The role of the parish nurse is to visit someone who is ill at a hospital or other care facility, as well as after that person returns home. The reason for this is continuing support, spiritual, emotional, and physical, during a period of healing. Not everyone regains an optimal state of health, and over time the need for assistance at home is the new normal for the individual. The decline in health and strength often results in need for assistance in mobility (walking, bathing, everyday activities), at some point driving may be restricted, or there comes a time when the care needed is too complex for family to manage. In those circumstances, it is not unusual for someone to become homebound.
As we, the congregation, remain faithful in our various callings, we do not want to ignore those in need. We don't want to forget those dear members who can no longer participate as actively in the life of Good Shepherd as they once did. What a privilege and calling to be the church to those who are limited in their ability to be a part of Sunday worship and other means of service and worship. In addition to regular visits from church staff, there are opportunities for members of Good Shepherd to volunteer to visit the sick and homebound and bring communion to them. Pastoral Intern Heather Roth-Johnson organized a team of Lay Eucharistic Ministers (LEMs) to bring communion to our homebound members once each month.

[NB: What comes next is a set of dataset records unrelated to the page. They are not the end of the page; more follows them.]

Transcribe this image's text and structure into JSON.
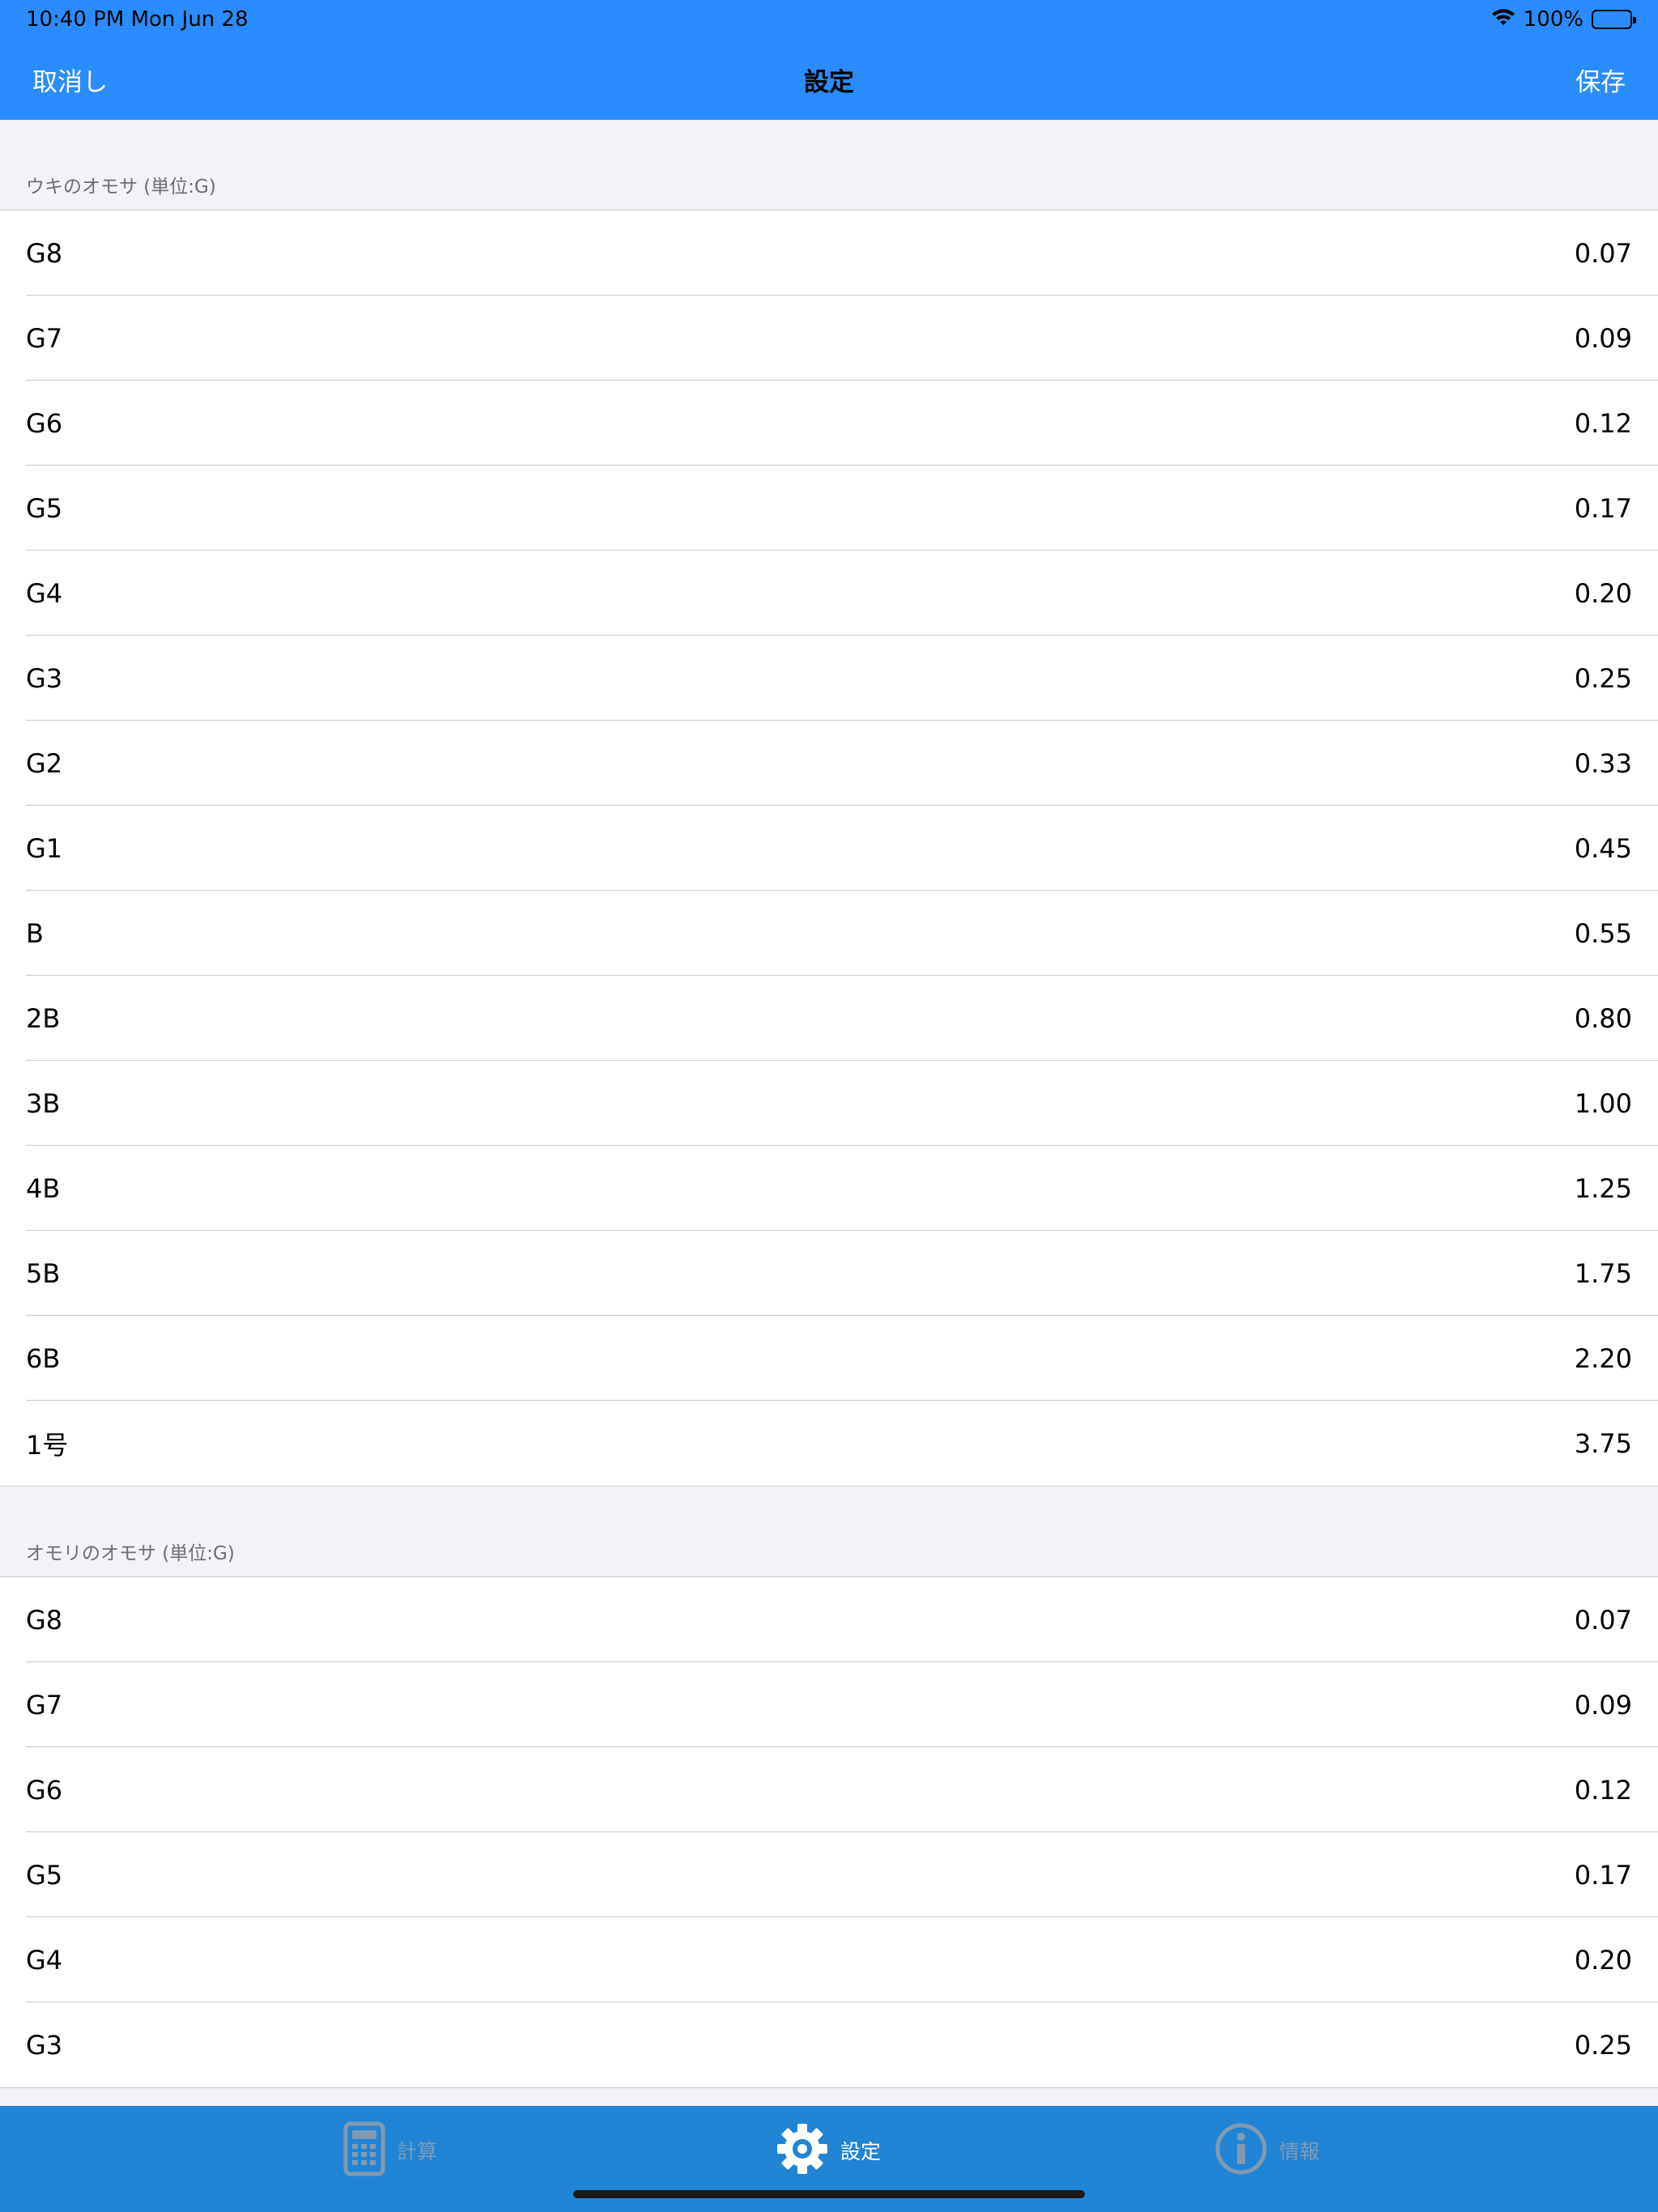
{
  "status_bar": {
    "time": "10:40 PM   Mon Jun 28",
    "battery": "100%"
  },
  "nav": {
    "cancel_label": "取消し",
    "title": "設定",
    "save_label": "保存"
  },
  "sections": [
    {
      "header": "ウキのオモサ (単位:G)",
      "rows": [
        {
          "label": "G8",
          "value": "0.07"
        },
        {
          "label": "G7",
          "value": "0.09"
        },
        {
          "label": "G6",
          "value": "0.12"
        },
        {
          "label": "G5",
          "value": "0.17"
        },
        {
          "label": "G4",
          "value": "0.20"
        },
        {
          "label": "G3",
          "value": "0.25"
        },
        {
          "label": "G2",
          "value": "0.33"
        },
        {
          "label": "G1",
          "value": "0.45"
        },
        {
          "label": "B",
          "value": "0.55"
        },
        {
          "label": "2B",
          "value": "0.80"
        },
        {
          "label": "3B",
          "value": "1.00"
        },
        {
          "label": "4B",
          "value": "1.25"
        },
        {
          "label": "5B",
          "value": "1.75"
        },
        {
          "label": "6B",
          "value": "2.20"
        },
        {
          "label": "1号",
          "value": "3.75"
        }
      ]
    },
    {
      "header": "オモリのオモサ (単位:G)",
      "rows": [
        {
          "label": "G8",
          "value": "0.07"
        },
        {
          "label": "G7",
          "value": "0.09"
        },
        {
          "label": "G6",
          "value": "0.12"
        },
        {
          "label": "G5",
          "value": "0.17"
        },
        {
          "label": "G4",
          "value": "0.20"
        },
        {
          "label": "G3",
          "value": "0.25"
        }
      ]
    }
  ],
  "tabs": [
    {
      "label": "計算",
      "icon": "calculator-icon",
      "active": false
    },
    {
      "label": "設定",
      "icon": "gear-icon",
      "active": true
    },
    {
      "label": "情報",
      "icon": "info-icon",
      "active": false
    }
  ],
  "colors": {
    "nav_bar": "#2a8cff",
    "tab_bar": "#2284d4",
    "tab_inactive": "#7d9bb5",
    "tab_active": "#ffffff"
  }
}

There are others who have regularly visited the sick and homebound over many years, since the years past when there was a formal Friendly Visitors program at Good Shepherd. There is opportunity for additional visitors, and it remains fairly informal with some guidance from staff―pastor, intern, or parish nurse.
Imagine again that you may be the one who is ill, frail, weakened or homebound. Be reassured that a visitor from church is not a social call; it is understood that you are not well, nor strong --- you need not serve coffee and cookies, nor do you need to clean your house. Be assured that any personal private information about you that arises in these conversations is held in confidence by your visitor and not shared with others. You are not any less valued in our faith community because you are limited in your abilities and activities. Please do not let your health condition isolate you from church. Our visitors have the intention and the goal of bringing a friendly greeting, words of encouragement and compassion, prayer, and if you wish, communion. Our ministry of visiting is enmeshed with our prayer shawl ministry and our prayer chain, as other avenues of expressing care for our members. Be assured that you are not forgotten by the church, nor are any of ever forgotten by our Lord Jesus.

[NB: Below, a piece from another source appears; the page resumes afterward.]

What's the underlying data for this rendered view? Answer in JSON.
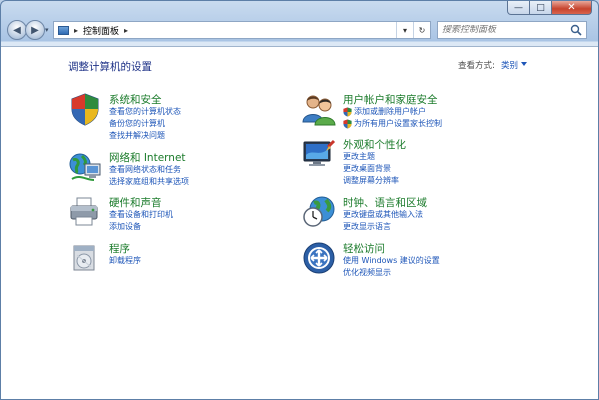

In conclusion, here are some responses from those who are the visitors, and some reactions from those who receive the visit themselves.
“What a privilege to share communion in such a personal and private setting; it felt especially holy.”
“I never knew him before I started regularly visiting him; what a rich history his life and faith have been.”
“She showed me her garden; she feels God's presence in all of nature.”
“It probably did me more good that it did for her! She wanted me to play her piano so I did.”
“She wept when we left; she was so happy to be included in this sort of worship.”
“I didn't have to worry about what I might say; once I got there, it was a blessing to me, as well.”